The decline in cellular immunity with ageing is of considerable public health importance. Recent studies suggest that the redox equilibrium of dendritic cells (DC) is a key factor in maintaining protective cellular immunity and that a disturbance of this homeostatic mechanism could contribute to immune senescence.
(i) To elucidate the role of DC redox equilibrium in the decline of contact hypersensitivity (CHS) and Th1 immunity during ageing; (ii) To determine how restoration of glutathione (GSH) levels by the Nrf2-mediated antioxidant defense pathway impacts this decline.
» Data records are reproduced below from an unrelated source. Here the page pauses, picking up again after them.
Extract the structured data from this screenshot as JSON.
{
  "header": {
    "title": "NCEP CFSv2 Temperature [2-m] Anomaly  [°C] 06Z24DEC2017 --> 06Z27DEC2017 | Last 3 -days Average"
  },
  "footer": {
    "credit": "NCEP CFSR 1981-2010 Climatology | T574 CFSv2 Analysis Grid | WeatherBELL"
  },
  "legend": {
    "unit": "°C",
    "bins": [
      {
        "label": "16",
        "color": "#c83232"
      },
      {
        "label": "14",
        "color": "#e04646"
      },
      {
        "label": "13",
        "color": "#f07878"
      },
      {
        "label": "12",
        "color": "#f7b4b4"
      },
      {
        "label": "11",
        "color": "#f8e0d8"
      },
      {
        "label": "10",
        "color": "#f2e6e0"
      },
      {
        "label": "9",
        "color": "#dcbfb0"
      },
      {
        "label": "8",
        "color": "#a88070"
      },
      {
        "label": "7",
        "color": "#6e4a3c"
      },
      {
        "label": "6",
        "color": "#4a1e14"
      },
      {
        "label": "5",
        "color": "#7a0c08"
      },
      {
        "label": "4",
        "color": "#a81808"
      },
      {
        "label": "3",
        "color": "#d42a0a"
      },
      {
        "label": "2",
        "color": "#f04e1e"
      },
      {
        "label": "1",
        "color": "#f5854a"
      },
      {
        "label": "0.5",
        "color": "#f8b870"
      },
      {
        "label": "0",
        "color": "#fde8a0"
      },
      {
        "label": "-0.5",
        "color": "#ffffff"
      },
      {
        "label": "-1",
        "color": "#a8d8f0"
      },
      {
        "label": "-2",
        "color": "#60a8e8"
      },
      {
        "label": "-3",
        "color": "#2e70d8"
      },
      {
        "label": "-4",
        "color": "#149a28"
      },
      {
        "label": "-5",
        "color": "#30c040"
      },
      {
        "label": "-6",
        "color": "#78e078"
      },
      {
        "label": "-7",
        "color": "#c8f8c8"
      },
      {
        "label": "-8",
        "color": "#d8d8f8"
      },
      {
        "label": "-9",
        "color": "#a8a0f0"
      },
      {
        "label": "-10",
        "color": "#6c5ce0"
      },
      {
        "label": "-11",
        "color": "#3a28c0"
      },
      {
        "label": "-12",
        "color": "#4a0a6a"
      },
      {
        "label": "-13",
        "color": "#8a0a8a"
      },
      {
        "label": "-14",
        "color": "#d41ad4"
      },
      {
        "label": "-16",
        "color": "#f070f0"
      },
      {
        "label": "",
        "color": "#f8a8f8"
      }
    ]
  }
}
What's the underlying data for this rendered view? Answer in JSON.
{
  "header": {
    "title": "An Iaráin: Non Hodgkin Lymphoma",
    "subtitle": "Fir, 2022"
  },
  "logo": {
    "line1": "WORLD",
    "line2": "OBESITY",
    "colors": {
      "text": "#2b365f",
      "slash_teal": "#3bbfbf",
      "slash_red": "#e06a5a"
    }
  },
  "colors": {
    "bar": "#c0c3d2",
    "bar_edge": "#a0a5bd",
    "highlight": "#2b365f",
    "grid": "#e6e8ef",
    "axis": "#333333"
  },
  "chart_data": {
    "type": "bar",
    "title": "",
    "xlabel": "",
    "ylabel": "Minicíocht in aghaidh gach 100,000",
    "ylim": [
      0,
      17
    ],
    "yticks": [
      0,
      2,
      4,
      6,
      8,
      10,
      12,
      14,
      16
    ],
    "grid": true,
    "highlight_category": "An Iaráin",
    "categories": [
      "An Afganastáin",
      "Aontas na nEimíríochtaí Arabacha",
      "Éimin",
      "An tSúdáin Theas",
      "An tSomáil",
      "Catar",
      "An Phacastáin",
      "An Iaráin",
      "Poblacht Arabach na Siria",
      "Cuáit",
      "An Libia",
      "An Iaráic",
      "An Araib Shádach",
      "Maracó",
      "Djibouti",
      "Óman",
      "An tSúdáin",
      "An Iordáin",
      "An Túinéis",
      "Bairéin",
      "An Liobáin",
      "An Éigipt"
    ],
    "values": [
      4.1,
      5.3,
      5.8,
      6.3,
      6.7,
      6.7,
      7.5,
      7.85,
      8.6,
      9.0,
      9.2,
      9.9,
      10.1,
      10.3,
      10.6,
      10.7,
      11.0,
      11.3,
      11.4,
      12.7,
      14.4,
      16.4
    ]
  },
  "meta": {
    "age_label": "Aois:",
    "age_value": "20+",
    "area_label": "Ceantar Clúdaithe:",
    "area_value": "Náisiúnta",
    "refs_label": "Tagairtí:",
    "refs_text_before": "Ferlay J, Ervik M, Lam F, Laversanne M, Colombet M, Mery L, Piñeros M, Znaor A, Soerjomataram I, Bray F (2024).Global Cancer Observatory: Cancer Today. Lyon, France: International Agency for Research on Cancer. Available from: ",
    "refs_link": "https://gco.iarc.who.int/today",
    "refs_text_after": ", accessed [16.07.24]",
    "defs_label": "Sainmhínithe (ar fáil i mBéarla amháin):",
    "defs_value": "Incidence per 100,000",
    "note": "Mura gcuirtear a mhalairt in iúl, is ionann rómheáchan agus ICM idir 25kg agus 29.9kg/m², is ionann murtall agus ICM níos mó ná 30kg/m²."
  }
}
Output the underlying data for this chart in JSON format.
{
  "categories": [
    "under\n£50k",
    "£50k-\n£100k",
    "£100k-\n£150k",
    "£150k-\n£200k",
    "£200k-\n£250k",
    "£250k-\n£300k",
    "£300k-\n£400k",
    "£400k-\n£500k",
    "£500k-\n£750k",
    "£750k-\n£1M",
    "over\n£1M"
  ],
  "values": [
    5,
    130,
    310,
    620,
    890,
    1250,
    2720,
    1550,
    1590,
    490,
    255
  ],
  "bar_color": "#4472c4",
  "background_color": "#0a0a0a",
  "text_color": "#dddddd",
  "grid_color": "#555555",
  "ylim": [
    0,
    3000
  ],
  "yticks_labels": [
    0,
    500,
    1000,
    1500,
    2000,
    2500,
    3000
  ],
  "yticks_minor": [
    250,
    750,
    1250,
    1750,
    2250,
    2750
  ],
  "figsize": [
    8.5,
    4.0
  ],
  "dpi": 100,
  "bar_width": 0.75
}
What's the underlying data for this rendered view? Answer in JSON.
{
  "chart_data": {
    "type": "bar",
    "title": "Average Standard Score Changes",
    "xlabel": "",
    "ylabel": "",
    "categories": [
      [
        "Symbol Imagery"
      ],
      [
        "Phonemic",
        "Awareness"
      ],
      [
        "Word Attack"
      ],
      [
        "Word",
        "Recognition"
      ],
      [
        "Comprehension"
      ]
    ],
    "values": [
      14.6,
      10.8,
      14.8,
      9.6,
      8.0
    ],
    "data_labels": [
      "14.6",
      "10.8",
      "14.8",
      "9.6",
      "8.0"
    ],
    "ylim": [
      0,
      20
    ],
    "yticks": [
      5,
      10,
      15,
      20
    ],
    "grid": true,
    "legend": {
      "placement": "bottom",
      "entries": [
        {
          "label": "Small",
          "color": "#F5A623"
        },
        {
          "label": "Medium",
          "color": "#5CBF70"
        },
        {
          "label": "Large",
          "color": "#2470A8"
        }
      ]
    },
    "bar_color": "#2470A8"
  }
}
We assessed the effect of Nrf2 deficiency and boosting of GSH levels by the Nrf2 agonist, sulforaphane (SFN), or the thiol precursor, N-acetyl cysteine (NAC), on the CHS response to contact antigens in old mice. We studied the effect of SFN and NAC on restoring Th1 immunity by treating DC ex vivo before adoptive transfer and in vivo challenge.
Ageing was associated with a decreased CHS response that was accentuated by Nrf2 deficiency. Systemic SFN treatment reversed this decline through Nrf2-mediated antioxidant enzyme expression and GSH synthesis. Adoptive transfer of DC from old animals induced a weakened CHS response in recipient animals. Treatment of DC from old animals with SFN or NAC ex vivo restored the in vivo challenge response.
SFN and NAC up-regulate Th1 immunity in ageing through a restoration of redox equilibrium.
Restoration of the redox equilibrium in the immune system could restore or delay the decline of cellular immunity with ageing.